1. Client certificates
Client certificates should:
- Either leave the common name blank or populate it with a user-provided name.
- Use ECDSA until Ed25519 is widely supported.
- Use an expiration time far into the future (e.g. 100 years from now) for long-lived certificates.
Clients should prompt the user to create a certificate upon receiving a 60 Certificate Required response. The created certificate should be limited to the hostname for which it was requested.
Clients should allow the user to create long-lived and short-lived certificates. Long-lived certificates should use an expiration time far into the future (e.g. 100 years from now). Short-lived certificates should expire after a certain amount of time which the user can configure. Once a short-lived certificate expires it should no longer be used for requests.

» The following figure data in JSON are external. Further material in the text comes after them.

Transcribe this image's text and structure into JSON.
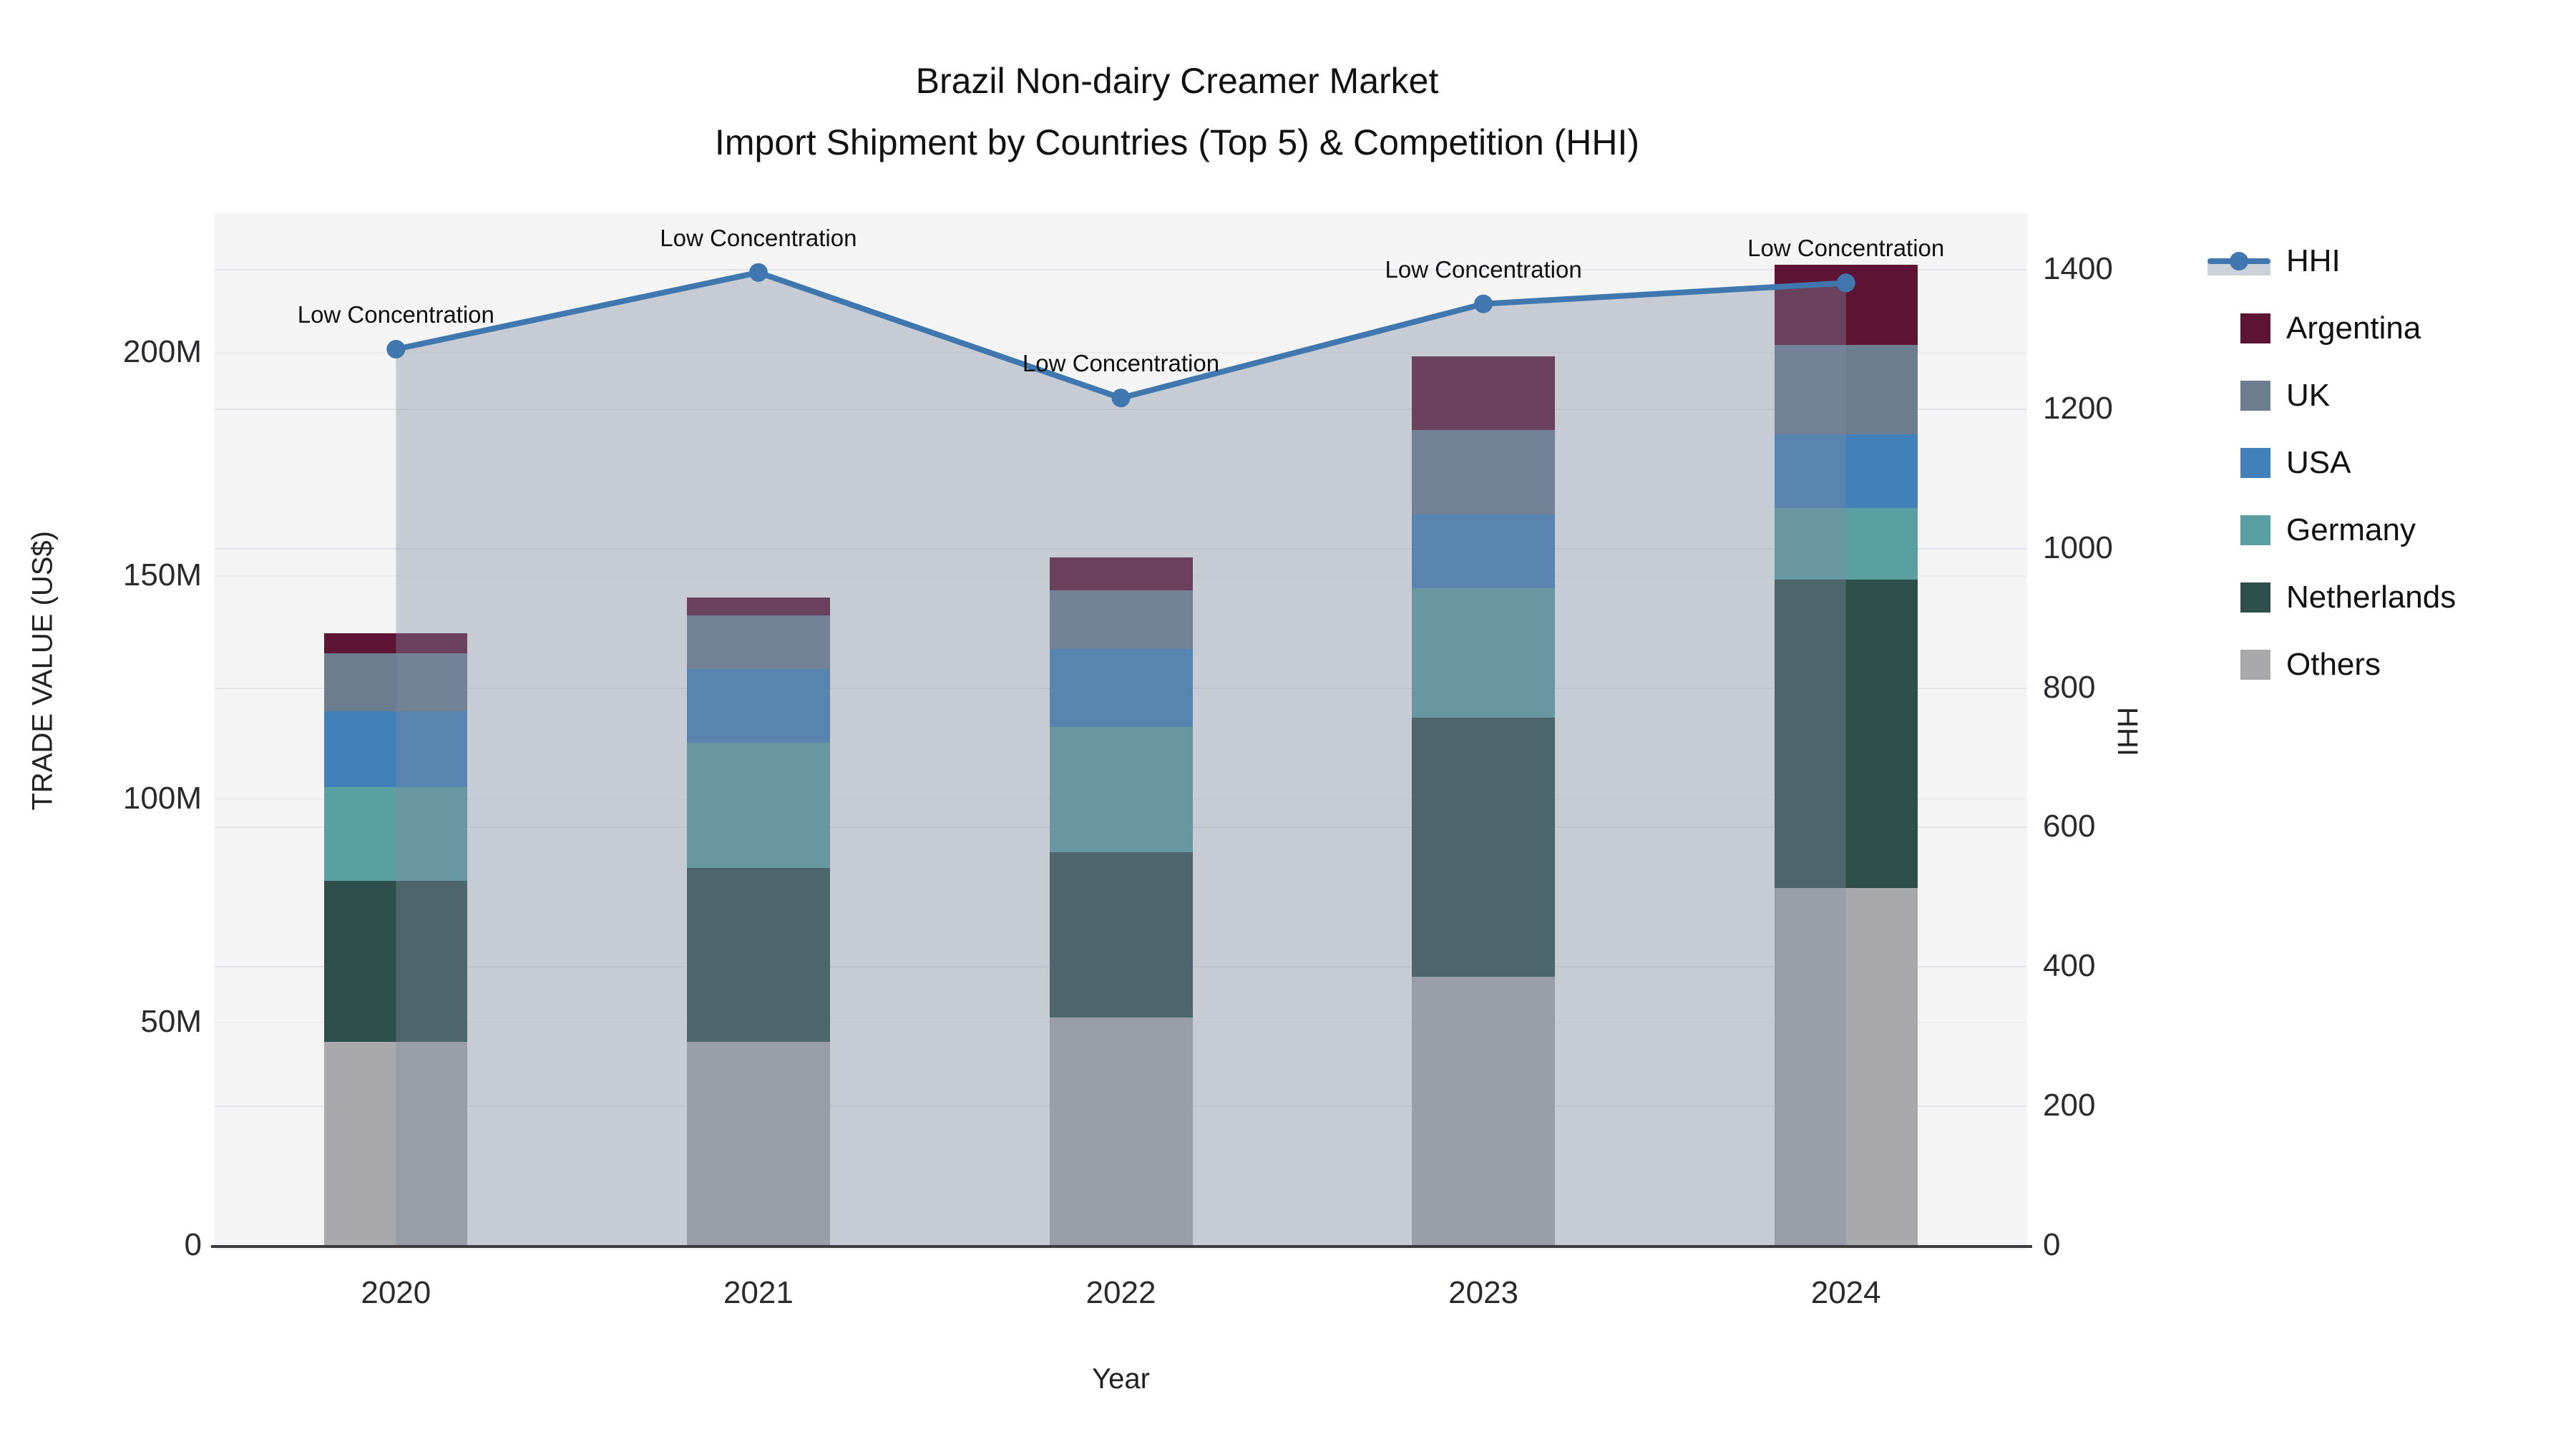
{
  "title": {
    "line1": "Brazil Non-dairy Creamer Market",
    "line2": "Import Shipment by Countries (Top 5) & Competition (HHI)"
  },
  "axes": {
    "left": {
      "title": "TRADE VALUE (US$)",
      "tick_labels": [
        "0",
        "50M",
        "100M",
        "150M",
        "200M"
      ],
      "tick_values": [
        0,
        50,
        100,
        150,
        200
      ]
    },
    "right": {
      "title": "HHI",
      "tick_labels": [
        "0",
        "200",
        "400",
        "600",
        "800",
        "1000",
        "1200",
        "1400"
      ],
      "tick_values": [
        0,
        200,
        400,
        600,
        800,
        1000,
        1200,
        1400
      ]
    },
    "x": {
      "title": "Year",
      "categories": [
        "2020",
        "2021",
        "2022",
        "2023",
        "2024"
      ]
    }
  },
  "legend": {
    "items": [
      {
        "label": "HHI",
        "type": "line",
        "color": "#4077ae"
      },
      {
        "label": "Argentina",
        "type": "square",
        "color": "#5e1535"
      },
      {
        "label": "UK",
        "type": "square",
        "color": "#6d7d90"
      },
      {
        "label": "USA",
        "type": "square",
        "color": "#4280ba"
      },
      {
        "label": "Germany",
        "type": "square",
        "color": "#5aa0a2"
      },
      {
        "label": "Netherlands",
        "type": "square",
        "color": "#2e4f4b"
      },
      {
        "label": "Others",
        "type": "square",
        "color": "#a9a9ab"
      }
    ]
  },
  "chart_data": {
    "type": [
      "bar",
      "line"
    ],
    "title": "Brazil Non-dairy Creamer Market — Import Shipment by Countries (Top 5) & Competition (HHI)",
    "categories": [
      "2020",
      "2021",
      "2022",
      "2023",
      "2024"
    ],
    "xlabel": "Year",
    "ylabel": "TRADE VALUE (US$)",
    "y2label": "HHI",
    "unit": "US$ millions (left axis), HHI index (right axis)",
    "stack_order_bottom_to_top": [
      "Others",
      "Netherlands",
      "Germany",
      "USA",
      "UK",
      "Argentina"
    ],
    "series": [
      {
        "name": "Others",
        "axis": "left",
        "color": "#a9a9ab",
        "values": [
          45.5,
          45.5,
          51.0,
          60.0,
          80.0
        ]
      },
      {
        "name": "Netherlands",
        "axis": "left",
        "color": "#2e4f4b",
        "values": [
          36.0,
          39.0,
          37.0,
          58.0,
          69.0
        ]
      },
      {
        "name": "Germany",
        "axis": "left",
        "color": "#5aa0a2",
        "values": [
          21.0,
          28.0,
          28.0,
          29.0,
          16.0
        ]
      },
      {
        "name": "USA",
        "axis": "left",
        "color": "#4280ba",
        "values": [
          17.0,
          16.5,
          17.5,
          16.5,
          16.5
        ]
      },
      {
        "name": "UK",
        "axis": "left",
        "color": "#6d7d90",
        "values": [
          13.0,
          12.0,
          13.0,
          19.0,
          20.0
        ]
      },
      {
        "name": "Argentina",
        "axis": "left",
        "color": "#5e1535",
        "values": [
          4.5,
          4.0,
          7.5,
          16.5,
          18.0
        ]
      }
    ],
    "bar_totals": [
      137.0,
      145.0,
      154.0,
      199.0,
      219.5
    ],
    "hhi": {
      "name": "HHI",
      "axis": "right",
      "type": "line+markers+area",
      "color": "#4077ae",
      "area_fill": "rgba(127,140,160,0.38)",
      "values": [
        1285,
        1395,
        1215,
        1350,
        1380
      ],
      "annotations": [
        "Low Concentration",
        "Low Concentration",
        "Low Concentration",
        "Low Concentration",
        "Low Concentration"
      ]
    },
    "ylim": [
      0,
      231
    ],
    "y2lim": [
      0,
      1480
    ],
    "grid": true,
    "legend_position": "right",
    "plot_bg": "#f4f4f4"
  }
}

Clients should also give the user full control over the certificate store. The user should be able to create multiple certificates per host, add new certificates, delete certificates, and activate and deactiviate certificates. Clients may also allow the user to change the scope of a certificate or duplicate a certificate for use with another host.
2. Server certificates
Server certificates should:
- Specify one or more DNS names and a common name.
- Use ECDSA until Ed25519 is widely supported.
- Use an expiration time far into the future (e.g. 100 years from now).
Servers should generate certificates as needed and replace expired certificates automatically.
3. Authentication
Servers should authenticate clients with a hash or fingerprint of their client certificate. Servers should not use usernames and passwords for authentication.
Servers should automatically expire any data associated with the client's certificate after it expires. This allows any data associated with short-lived client certificates to automatically expire. Long-lived client certificates should avoid having their data deleted by using an expiration time far into the future.
Servers should allow clients to manually delete any data associated with their client certificate. This can be accomplished by providing a link which will delete their data when visited. After the data is deleted, servers should redirect to a page instructing the user to delete their client certificate if they no longer want to associate data with it.